The Financial Stability Board (FSB) has published a report to set out a framework for monitoring the crypto-asset market.
It delivered the report to the G20 Finance Ministers and Central Bank Governors setting out the work of the FSB and standard-setting bodies on crypto-assets. According to the announcement, the FSB has been working in collaboration with the Committee on Payments and Market Infrastructures (CPMI) to develop a framework the agency will use to oversee crypto-asset markets.
The report sets out the metrics that the FSB will use to monitor crypto-asset markets as part of its ongoing assessment of vulnerabilities in the financial system.

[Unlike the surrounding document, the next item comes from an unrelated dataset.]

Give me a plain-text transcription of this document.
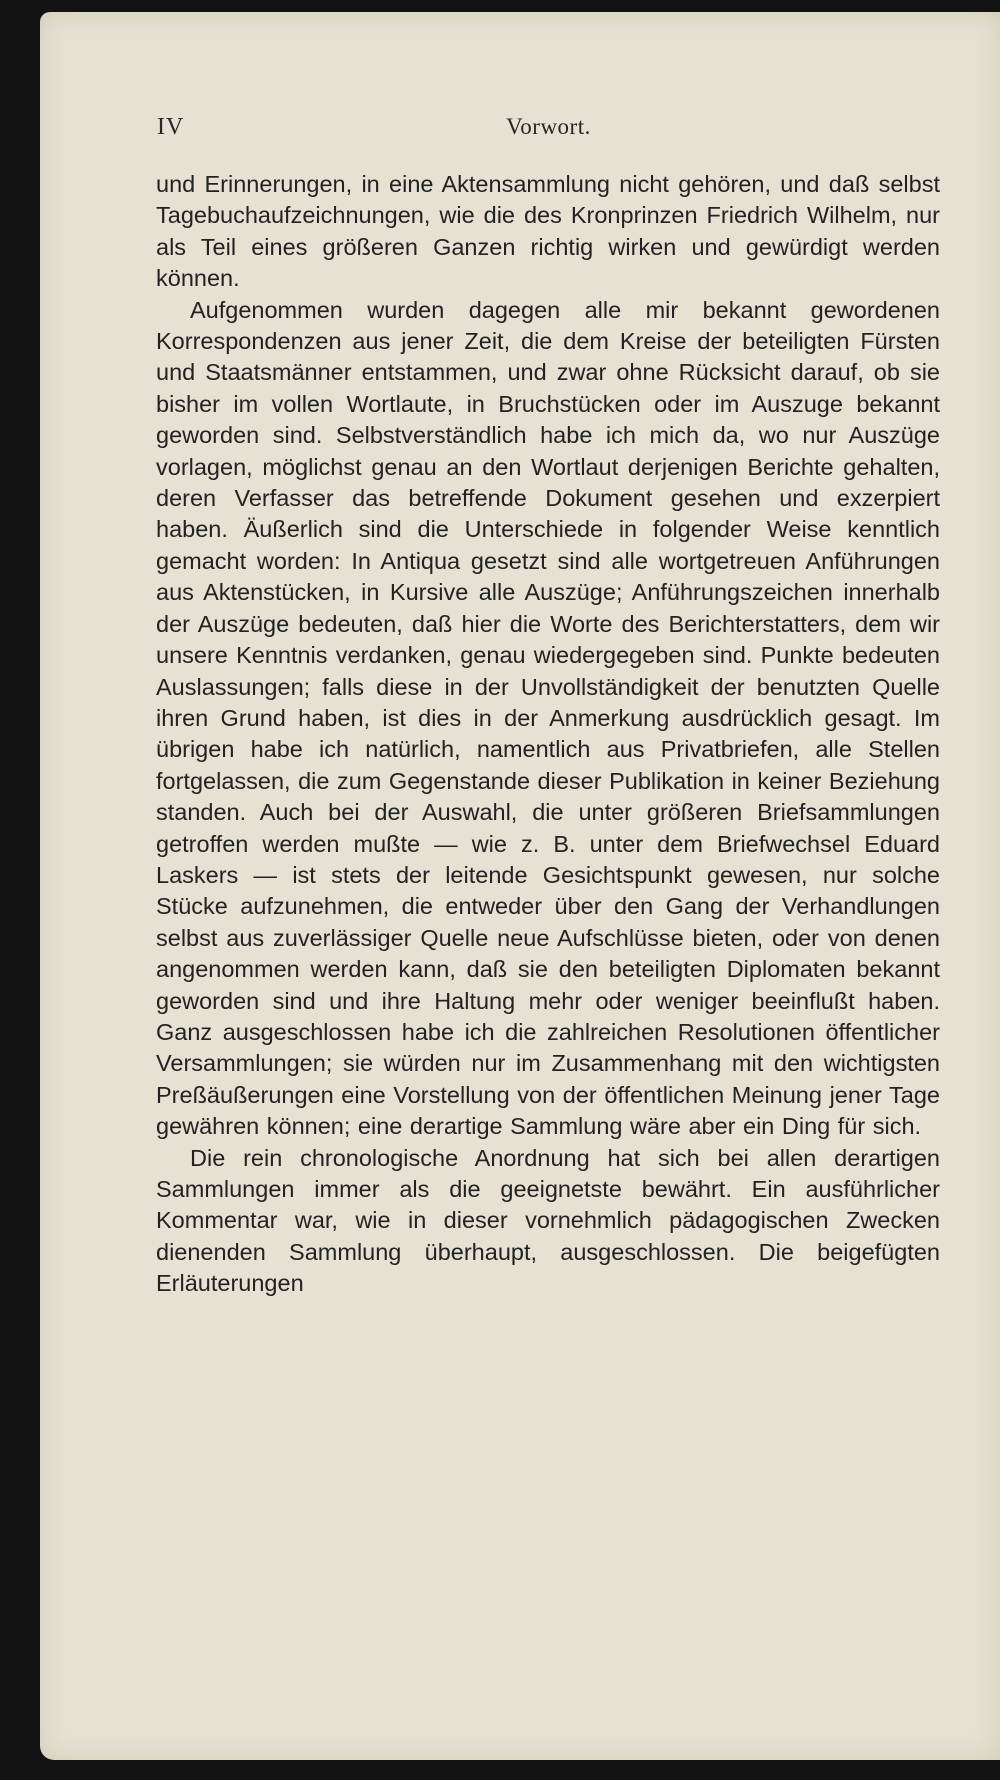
IV	Vorwort.

und Erinnerungen, in eine Aktensammlung nicht gehören, und daß selbst Tagebuchaufzeichnungen, wie die des Kronprinzen Friedrich Wilhelm, nur als Teil eines größeren Ganzen richtig wirken und gewürdigt werden können.

Aufgenommen wurden dagegen alle mir bekannt gewordenen Korrespondenzen aus jener Zeit, die dem Kreise der beteiligten Fürsten und Staatsmänner entstammen, und zwar ohne Rücksicht darauf, ob sie bisher im vollen Wortlaute, in Bruchstücken oder im Auszuge bekannt geworden sind. Selbstverständlich habe ich mich da, wo nur Auszüge vorlagen, möglichst genau an den Wortlaut derjenigen Berichte gehalten, deren Verfasser das betreffende Dokument gesehen und exzerpiert haben. Äußerlich sind die Unterschiede in folgender Weise kenntlich gemacht worden: In Antiqua gesetzt sind alle wortgetreuen Anführungen aus Aktenstücken, in Kursive alle Auszüge; Anführungszeichen innerhalb der Auszüge bedeuten, daß hier die Worte des Berichterstatters, dem wir unsere Kenntnis verdanken, genau wiedergegeben sind. Punkte bedeuten Auslassungen; falls diese in der Unvollständigkeit der benutzten Quelle ihren Grund haben, ist dies in der Anmerkung ausdrücklich gesagt. Im übrigen habe ich natürlich, namentlich aus Privatbriefen, alle Stellen fortgelassen, die zum Gegenstande dieser Publikation in keiner Beziehung standen. Auch bei der Auswahl, die unter größeren Briefsammlungen getroffen werden mußte — wie z. B. unter dem Briefwechsel Eduard Laskers — ist stets der leitende Gesichtspunkt gewesen, nur solche Stücke aufzunehmen, die entweder über den Gang der Verhandlungen selbst aus zuverlässiger Quelle neue Aufschlüsse bieten, oder von denen angenommen werden kann, daß sie den beteiligten Diplomaten bekannt geworden sind und ihre Haltung mehr oder weniger beeinflußt haben. Ganz ausgeschlossen habe ich die zahlreichen Resolutionen öffentlicher Versammlungen; sie würden nur im Zusammenhang mit den wichtigsten Preßäußerungen eine Vorstellung von der öffentlichen Meinung jener Tage gewähren können; eine derartige Sammlung wäre aber ein Ding für sich.

Die rein chronologische Anordnung hat sich bei allen derartigen Sammlungen immer als die geeignetste bewährt. Ein ausführlicher Kommentar war, wie in dieser vornehmlich pädagogischen Zwecken dienenden Sammlung überhaupt, ausgeschlossen. Die beigefügten Erläuterungen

While the FSB says crypto-assets do not pose a ‘material risk to global financial stability’ at this time, it recognises the need for ‘vigilant monitoring’ in light of the speed of market developments.
The monitoring framework focuses on the transmission channels from crypto-asset markets that may give rise to financial stability risks. It monitors the size and growth of crypto-asset markets to understand the potential size of wealth effects, should valuations fall.

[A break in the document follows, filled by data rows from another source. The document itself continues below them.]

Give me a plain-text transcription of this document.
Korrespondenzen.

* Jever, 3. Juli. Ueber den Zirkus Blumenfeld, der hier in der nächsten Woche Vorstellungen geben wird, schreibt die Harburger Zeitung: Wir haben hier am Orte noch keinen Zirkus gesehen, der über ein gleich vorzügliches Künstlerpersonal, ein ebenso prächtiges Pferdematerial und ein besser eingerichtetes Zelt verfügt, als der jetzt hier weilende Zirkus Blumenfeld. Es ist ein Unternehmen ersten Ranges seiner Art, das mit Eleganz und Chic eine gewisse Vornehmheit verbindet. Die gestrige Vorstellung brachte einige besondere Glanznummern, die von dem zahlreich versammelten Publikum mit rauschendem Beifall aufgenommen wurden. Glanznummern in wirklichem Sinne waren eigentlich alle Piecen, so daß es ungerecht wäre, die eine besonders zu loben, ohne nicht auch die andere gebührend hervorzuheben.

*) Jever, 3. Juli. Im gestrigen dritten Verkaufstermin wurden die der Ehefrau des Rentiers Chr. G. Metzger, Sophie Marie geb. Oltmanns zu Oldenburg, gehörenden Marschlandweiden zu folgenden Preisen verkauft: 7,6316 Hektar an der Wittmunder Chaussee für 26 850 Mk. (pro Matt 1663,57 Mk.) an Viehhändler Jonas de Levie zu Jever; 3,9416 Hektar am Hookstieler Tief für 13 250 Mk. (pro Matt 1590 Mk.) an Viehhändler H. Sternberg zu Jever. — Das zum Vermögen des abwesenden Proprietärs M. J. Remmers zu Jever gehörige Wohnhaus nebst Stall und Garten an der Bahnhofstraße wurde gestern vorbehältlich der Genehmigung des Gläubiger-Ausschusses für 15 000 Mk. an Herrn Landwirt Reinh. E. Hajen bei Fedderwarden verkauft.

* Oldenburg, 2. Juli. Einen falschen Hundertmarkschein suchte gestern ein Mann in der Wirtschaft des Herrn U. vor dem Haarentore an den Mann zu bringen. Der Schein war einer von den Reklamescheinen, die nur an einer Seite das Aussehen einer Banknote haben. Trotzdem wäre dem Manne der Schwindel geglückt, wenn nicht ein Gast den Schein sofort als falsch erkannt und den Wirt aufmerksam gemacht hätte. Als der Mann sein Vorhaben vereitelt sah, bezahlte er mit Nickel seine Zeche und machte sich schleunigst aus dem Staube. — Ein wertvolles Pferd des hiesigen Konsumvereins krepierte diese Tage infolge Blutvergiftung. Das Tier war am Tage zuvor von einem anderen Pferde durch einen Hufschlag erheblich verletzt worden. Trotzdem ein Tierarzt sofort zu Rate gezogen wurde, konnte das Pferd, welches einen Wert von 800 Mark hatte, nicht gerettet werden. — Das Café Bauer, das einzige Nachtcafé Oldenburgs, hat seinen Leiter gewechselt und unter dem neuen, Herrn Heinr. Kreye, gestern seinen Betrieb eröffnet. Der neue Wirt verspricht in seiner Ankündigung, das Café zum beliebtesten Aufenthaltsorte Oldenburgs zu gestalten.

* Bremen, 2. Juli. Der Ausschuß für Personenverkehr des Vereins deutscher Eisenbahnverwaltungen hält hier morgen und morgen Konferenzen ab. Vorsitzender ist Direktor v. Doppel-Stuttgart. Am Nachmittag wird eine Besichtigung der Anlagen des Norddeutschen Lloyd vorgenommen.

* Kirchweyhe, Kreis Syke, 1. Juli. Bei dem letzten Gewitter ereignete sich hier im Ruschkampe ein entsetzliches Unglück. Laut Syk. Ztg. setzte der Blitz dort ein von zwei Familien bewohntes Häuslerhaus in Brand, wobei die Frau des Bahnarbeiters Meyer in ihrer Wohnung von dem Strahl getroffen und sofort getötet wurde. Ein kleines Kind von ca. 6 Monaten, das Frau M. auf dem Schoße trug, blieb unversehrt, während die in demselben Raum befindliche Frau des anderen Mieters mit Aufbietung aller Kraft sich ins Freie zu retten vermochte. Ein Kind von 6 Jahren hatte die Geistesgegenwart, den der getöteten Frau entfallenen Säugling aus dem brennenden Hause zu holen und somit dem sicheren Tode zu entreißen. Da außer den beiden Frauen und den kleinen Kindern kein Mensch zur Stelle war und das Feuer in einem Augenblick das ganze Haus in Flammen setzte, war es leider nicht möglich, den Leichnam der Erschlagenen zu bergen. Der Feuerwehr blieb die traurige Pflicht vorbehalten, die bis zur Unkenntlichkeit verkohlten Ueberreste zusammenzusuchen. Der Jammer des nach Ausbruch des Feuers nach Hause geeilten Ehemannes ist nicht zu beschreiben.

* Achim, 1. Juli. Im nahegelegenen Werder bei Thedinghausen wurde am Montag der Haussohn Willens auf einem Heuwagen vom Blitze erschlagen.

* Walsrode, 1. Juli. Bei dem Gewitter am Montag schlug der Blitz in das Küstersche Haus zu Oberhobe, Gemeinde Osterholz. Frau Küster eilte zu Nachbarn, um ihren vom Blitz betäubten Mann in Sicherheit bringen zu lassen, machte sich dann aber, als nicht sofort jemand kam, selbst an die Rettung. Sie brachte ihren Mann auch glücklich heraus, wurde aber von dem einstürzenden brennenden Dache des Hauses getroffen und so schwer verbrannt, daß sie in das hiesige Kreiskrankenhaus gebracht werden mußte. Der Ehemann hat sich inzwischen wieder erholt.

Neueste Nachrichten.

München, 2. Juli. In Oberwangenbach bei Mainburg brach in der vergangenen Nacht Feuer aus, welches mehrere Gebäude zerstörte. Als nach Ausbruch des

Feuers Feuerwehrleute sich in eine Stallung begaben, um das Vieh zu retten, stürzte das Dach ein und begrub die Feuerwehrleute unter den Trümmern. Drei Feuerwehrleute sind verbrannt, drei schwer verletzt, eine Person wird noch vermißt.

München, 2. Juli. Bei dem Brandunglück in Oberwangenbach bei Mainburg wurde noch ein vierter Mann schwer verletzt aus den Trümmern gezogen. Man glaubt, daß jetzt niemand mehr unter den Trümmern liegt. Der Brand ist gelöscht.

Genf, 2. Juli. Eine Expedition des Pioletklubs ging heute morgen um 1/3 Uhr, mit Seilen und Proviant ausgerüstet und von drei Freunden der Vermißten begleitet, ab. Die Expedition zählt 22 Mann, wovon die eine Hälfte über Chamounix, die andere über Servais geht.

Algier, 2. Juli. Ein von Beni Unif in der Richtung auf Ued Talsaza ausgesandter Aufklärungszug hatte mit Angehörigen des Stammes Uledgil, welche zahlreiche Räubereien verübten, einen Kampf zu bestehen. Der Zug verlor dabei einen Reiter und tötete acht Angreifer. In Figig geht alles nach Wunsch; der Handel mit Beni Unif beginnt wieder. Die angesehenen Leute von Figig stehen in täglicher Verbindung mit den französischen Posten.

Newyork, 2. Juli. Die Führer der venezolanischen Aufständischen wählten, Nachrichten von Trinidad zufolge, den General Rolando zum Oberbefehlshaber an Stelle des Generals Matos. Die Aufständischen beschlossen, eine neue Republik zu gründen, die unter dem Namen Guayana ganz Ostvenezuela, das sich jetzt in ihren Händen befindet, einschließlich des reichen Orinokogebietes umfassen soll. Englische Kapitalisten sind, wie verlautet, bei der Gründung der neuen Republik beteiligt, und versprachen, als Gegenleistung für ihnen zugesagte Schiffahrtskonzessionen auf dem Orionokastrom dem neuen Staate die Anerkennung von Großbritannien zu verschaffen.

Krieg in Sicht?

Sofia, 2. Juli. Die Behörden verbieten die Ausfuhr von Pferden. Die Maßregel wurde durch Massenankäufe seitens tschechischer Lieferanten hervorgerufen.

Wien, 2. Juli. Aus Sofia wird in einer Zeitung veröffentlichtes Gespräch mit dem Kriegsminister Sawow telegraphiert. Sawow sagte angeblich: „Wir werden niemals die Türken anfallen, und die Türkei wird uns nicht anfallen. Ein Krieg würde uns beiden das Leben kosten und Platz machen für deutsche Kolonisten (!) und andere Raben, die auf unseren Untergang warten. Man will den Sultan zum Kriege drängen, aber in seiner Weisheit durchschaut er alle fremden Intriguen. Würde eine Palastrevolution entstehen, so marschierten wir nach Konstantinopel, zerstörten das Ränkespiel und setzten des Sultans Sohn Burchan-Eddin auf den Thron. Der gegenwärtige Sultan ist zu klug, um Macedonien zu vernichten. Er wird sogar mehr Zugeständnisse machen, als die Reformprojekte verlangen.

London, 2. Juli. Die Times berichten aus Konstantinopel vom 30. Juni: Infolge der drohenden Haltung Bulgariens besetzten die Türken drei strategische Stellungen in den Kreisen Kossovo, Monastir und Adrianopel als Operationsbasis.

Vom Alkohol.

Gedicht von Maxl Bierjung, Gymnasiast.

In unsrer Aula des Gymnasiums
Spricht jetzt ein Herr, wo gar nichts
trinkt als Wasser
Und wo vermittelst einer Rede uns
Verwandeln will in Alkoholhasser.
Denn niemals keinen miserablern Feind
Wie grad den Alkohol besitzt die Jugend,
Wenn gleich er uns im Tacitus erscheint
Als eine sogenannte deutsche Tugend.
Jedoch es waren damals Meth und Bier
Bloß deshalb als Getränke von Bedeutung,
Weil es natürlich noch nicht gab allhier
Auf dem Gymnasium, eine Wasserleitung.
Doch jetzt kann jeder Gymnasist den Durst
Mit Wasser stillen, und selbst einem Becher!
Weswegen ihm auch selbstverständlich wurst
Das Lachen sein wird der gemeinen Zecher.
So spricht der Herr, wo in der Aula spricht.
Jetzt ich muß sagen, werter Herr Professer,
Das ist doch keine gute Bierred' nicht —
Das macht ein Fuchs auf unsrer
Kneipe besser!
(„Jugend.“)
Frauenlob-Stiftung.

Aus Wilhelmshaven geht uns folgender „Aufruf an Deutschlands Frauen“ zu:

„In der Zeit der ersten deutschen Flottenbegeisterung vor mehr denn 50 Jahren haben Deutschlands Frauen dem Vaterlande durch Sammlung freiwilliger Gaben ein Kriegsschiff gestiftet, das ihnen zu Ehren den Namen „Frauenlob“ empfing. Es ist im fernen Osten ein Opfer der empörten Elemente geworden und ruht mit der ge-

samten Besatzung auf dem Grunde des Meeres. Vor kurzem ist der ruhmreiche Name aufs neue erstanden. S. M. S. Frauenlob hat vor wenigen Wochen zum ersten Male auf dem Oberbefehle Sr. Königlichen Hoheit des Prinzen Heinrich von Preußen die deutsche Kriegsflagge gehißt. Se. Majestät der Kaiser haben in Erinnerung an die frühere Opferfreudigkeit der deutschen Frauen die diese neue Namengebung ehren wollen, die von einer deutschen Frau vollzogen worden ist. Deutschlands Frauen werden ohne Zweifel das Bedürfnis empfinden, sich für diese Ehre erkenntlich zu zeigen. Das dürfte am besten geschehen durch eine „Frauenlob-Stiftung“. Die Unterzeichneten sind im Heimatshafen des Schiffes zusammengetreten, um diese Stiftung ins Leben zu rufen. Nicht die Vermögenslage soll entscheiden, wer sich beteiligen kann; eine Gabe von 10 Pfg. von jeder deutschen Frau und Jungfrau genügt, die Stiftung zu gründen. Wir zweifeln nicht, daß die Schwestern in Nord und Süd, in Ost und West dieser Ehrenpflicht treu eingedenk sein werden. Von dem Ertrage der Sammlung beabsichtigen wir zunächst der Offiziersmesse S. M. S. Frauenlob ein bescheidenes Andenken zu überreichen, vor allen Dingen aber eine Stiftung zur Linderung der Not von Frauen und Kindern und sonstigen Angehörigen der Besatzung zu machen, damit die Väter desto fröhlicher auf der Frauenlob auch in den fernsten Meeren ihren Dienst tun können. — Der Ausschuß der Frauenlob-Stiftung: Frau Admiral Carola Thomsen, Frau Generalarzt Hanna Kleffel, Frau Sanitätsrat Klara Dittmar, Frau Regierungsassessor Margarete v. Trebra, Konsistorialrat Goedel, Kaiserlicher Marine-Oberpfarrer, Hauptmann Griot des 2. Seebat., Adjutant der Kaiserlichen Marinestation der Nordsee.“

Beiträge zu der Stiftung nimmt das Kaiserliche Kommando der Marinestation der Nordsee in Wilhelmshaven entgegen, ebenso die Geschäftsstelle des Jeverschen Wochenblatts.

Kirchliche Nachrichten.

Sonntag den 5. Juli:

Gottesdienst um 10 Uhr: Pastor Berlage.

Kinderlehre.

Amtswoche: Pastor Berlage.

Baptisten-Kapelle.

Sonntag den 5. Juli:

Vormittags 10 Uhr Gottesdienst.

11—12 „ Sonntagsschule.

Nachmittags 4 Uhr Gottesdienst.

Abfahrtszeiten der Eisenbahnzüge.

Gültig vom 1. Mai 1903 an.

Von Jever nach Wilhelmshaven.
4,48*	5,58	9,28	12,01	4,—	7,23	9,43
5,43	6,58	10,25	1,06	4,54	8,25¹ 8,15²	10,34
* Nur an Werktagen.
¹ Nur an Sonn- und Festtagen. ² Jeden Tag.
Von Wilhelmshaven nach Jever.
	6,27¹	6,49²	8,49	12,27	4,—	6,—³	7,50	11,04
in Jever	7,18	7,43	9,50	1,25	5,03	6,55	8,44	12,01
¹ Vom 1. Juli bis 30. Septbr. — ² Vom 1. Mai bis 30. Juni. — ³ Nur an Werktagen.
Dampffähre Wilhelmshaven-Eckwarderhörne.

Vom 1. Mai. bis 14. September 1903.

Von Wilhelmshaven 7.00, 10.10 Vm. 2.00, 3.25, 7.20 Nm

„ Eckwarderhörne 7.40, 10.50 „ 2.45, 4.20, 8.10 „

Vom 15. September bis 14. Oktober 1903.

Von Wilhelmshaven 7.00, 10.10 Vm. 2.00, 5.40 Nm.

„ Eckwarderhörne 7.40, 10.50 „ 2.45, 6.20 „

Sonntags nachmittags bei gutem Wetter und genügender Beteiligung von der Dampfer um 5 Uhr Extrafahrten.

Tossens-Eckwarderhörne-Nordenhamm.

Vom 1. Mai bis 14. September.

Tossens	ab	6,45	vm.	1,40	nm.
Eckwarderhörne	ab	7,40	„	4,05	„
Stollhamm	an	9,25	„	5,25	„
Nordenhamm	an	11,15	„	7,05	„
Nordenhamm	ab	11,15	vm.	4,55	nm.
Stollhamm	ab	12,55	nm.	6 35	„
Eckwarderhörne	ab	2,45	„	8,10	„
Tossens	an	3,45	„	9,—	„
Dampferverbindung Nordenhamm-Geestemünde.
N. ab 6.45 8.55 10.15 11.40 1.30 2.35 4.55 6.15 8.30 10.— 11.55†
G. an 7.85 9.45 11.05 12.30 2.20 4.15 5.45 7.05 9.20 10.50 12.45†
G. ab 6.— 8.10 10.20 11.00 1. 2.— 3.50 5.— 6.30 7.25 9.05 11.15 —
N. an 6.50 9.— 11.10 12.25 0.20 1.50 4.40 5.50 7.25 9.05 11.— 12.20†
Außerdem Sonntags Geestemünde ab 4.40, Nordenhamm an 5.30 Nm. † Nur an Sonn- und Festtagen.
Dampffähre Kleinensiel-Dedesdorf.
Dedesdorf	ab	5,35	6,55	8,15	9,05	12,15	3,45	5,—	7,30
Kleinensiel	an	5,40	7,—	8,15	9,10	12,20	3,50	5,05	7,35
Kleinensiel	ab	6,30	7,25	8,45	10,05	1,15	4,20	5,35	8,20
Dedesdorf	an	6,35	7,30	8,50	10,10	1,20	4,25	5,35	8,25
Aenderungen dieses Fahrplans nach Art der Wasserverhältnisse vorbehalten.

Its framework also includes metrics on trading volumes, pricing, clearing and margining for crypto-asset derivatives. Metrics on exposures will become part of the framework to the extent that they become available according to FSB.
The report also describes the work standard-setting bodies are undertaking in the areas of their respective mandates. It claims CPMI has conducted significant work on applications of distributed ledger technology, while The International Organization of Securities Commissions (IOSCO) has established an initial coin offering (ICO) Consultation Network to review experiences and issues in the ICO market.
The Basel Committee on Banking Supervision (BCBS) is also assessing the materiality of banks’ direct and indirect exposures to crypto-assets.
Obi Nwosu, CEO and co-founder of Coinfloor, recently told RegTech Analyst that despite recent advancements in market regulation for cryptos being ‘an encouraging sign’, more legislation is needed to add additional safeguards.
“Recent advancements in market regulation have left us encouraged of things to come,” Nwosu said. “The introduction of appropriate regulation, infrastructure and technological solutions will help cryptocurrencies achieve their full potential in delivering both social and economic benefits as originally intended.”